Terres des Légendes

Arrivée à Pont-aux-haches
Les mémoires de Dakan, sinsear

Nous sommes finalement arrivé à la destination finale de Torlon: Pont-aux-Haches. Au court de ce voyage des plus ennuyeux, j’ai tout de même pu faire la connaissance de deux jeunes personnes intéressantes avec lesquelles j’ai su tisser un lien d’amitié. Un sorcier humain dénommé Verruckt le Chaotiseur et une magicienne éladrine du nom de Sariel. Autrement, nous avons rencontrer plusieurs humains tous aussi bavards les uns que les autres. Effectivement, même les citoyens de Pont-aux-Haches qui nous ont approchés pour de l’aide ont cru bon de passer plusieurs minutes à tourner autour du pôt (heureusement, je crois avoir trouver une méthode de les arrêter sans trop les offusquer). Ah oui, au grand plaisir de Durnik, Durkon et Mellienas (pas de commentaires), ces paysans semblent avoir plus de problèmes que de moyens et apparemment maître Torlon aurait peut-être laissé entendre que mes deux compagnons et moi sommes des sortes de mercenaires à tout faire. Alors pendant notre séjour d’à peine une journée, nous avons déjà retrouvé le destrier perdu du seigneur Aldred (personnage qui semble d’ailleurs obséder la majorité des citoyens) et débarrassé un fermier d’une infestation de gobelins.
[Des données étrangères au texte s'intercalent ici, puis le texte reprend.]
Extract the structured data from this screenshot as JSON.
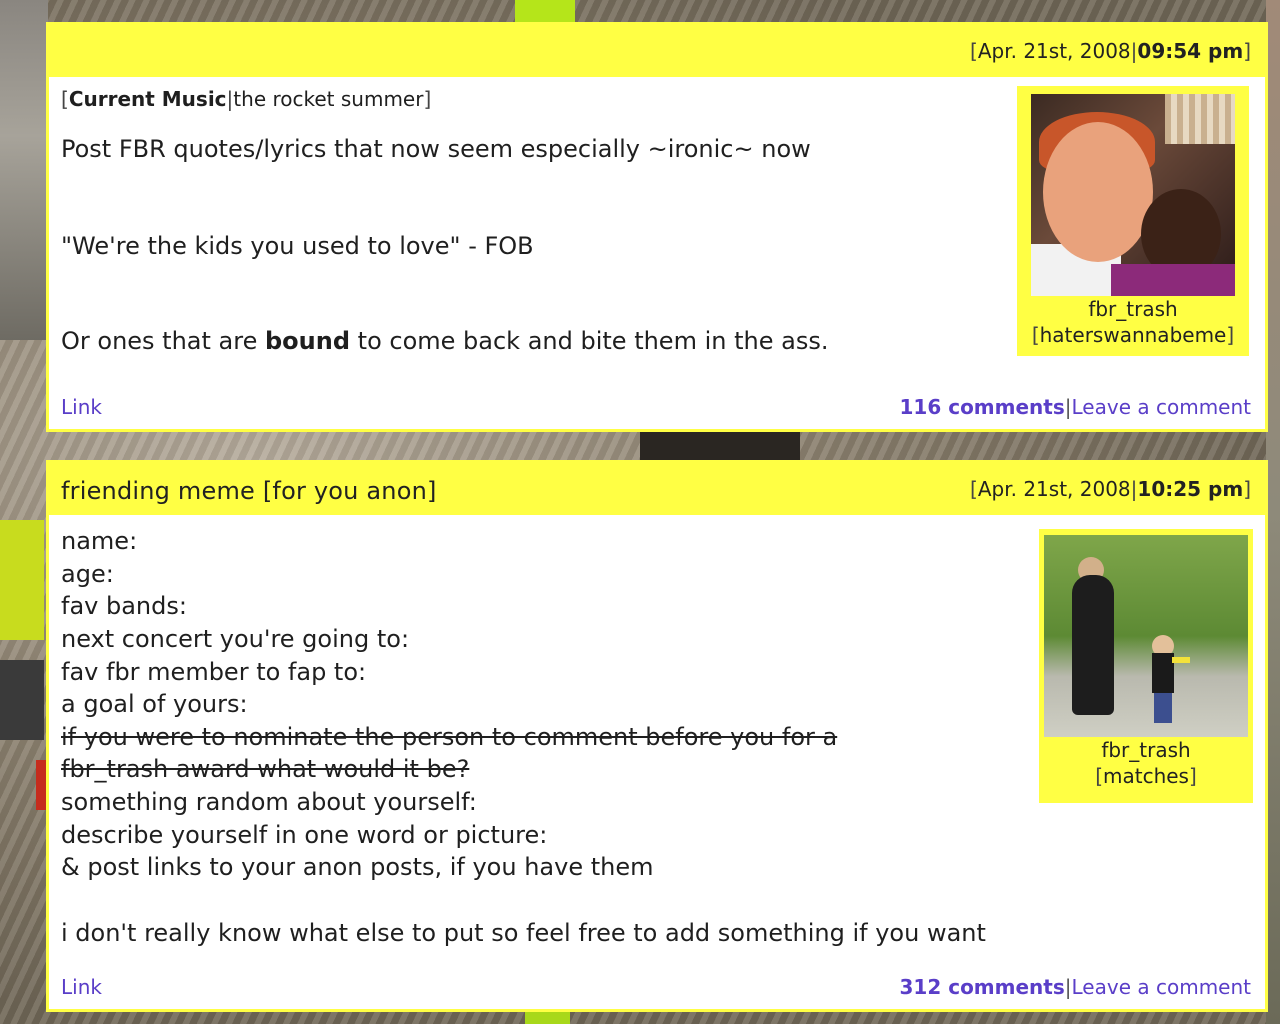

Quoique je n’ai participé à la première “quête” que pour plaire à Veruct, qui semble à cours de sous, c’est celle-ci qui m’a permis de découvrir le problème beaucoup plus sérieux du fermier. Effectivement, lors d’une période difficile, cet humble paysan avait cru bon d’essayer de faire un pacte avec les esprits de la nature pour que celles-ci viennent à sa rescousse. Apparemment, elle vinrent et depuis ce temps, l’homme continua ses obéissance et sacrifices et invita même ses voisins à se joindre au pacte. Cela ne semblait pas trop anormal pour des petits esprits de la nature et j’anticipais une rencontre intéressante, mais l’histoire du fermier pris une tournure suspecte. Les esprits commencèrent à lui demander de plus en plus grands sacrifices, passant des objets symboliques à des récompenses pécuniaires jusqu’à ce qu’elles demandent même que le fermier sacrifie sa jeune fillette. Le fermier refusa, mais les “esprits” le punirent avec de petits gestes de vandalisme mesquins. À la fin de l’histoire, je savais bien que le fermier avait été trompé et qu’il n’avait pas affaire à des esprits.

Alors, après avoir pris le temps de l’avertir de ne plus jouer avec des forces qu’il ne pouvait ni percevoir, ni comprendre, nous sommes allé explorer son hôtel. Sur place, nous avons vu une statue parlante, mais pas d’esprits à part celles des gobelins cachés en embuscade. Il s’ensuivit un combat au cours duquel mes lacunes tactiques significatives furent apparentes. Près de la mort, j’ai dû puiser au font de mes réserves et demander aux vrais esprits des efforts immense. De son côté Sariel, qui a passé la majorité du combat aveuglée par le sort d’un sorcier gobelin, termina la bataille avec une paire de coups impressionnant sur ce même sorcier. Les paysans libérés, nous en sommes sorti avec un petit profit et l’aide du fils du fermier pour trouver le cheval du seigneur Aldred.

Au retour de cette “mini-aventure”, nous n’avons pu profiter de nos chambres d’auberge qu’une seul nuit avant que l’officier local ne nous demande à son tour de l’aide. Il semblerait que le messager qui portait les impôts au seigneur aurait disparu près d’un marécage hanté. La récompense attire Verurckt et Balin, et il va de soi que Durnik, Durkon et Mellienas (pas de commentaires) sautent de joie.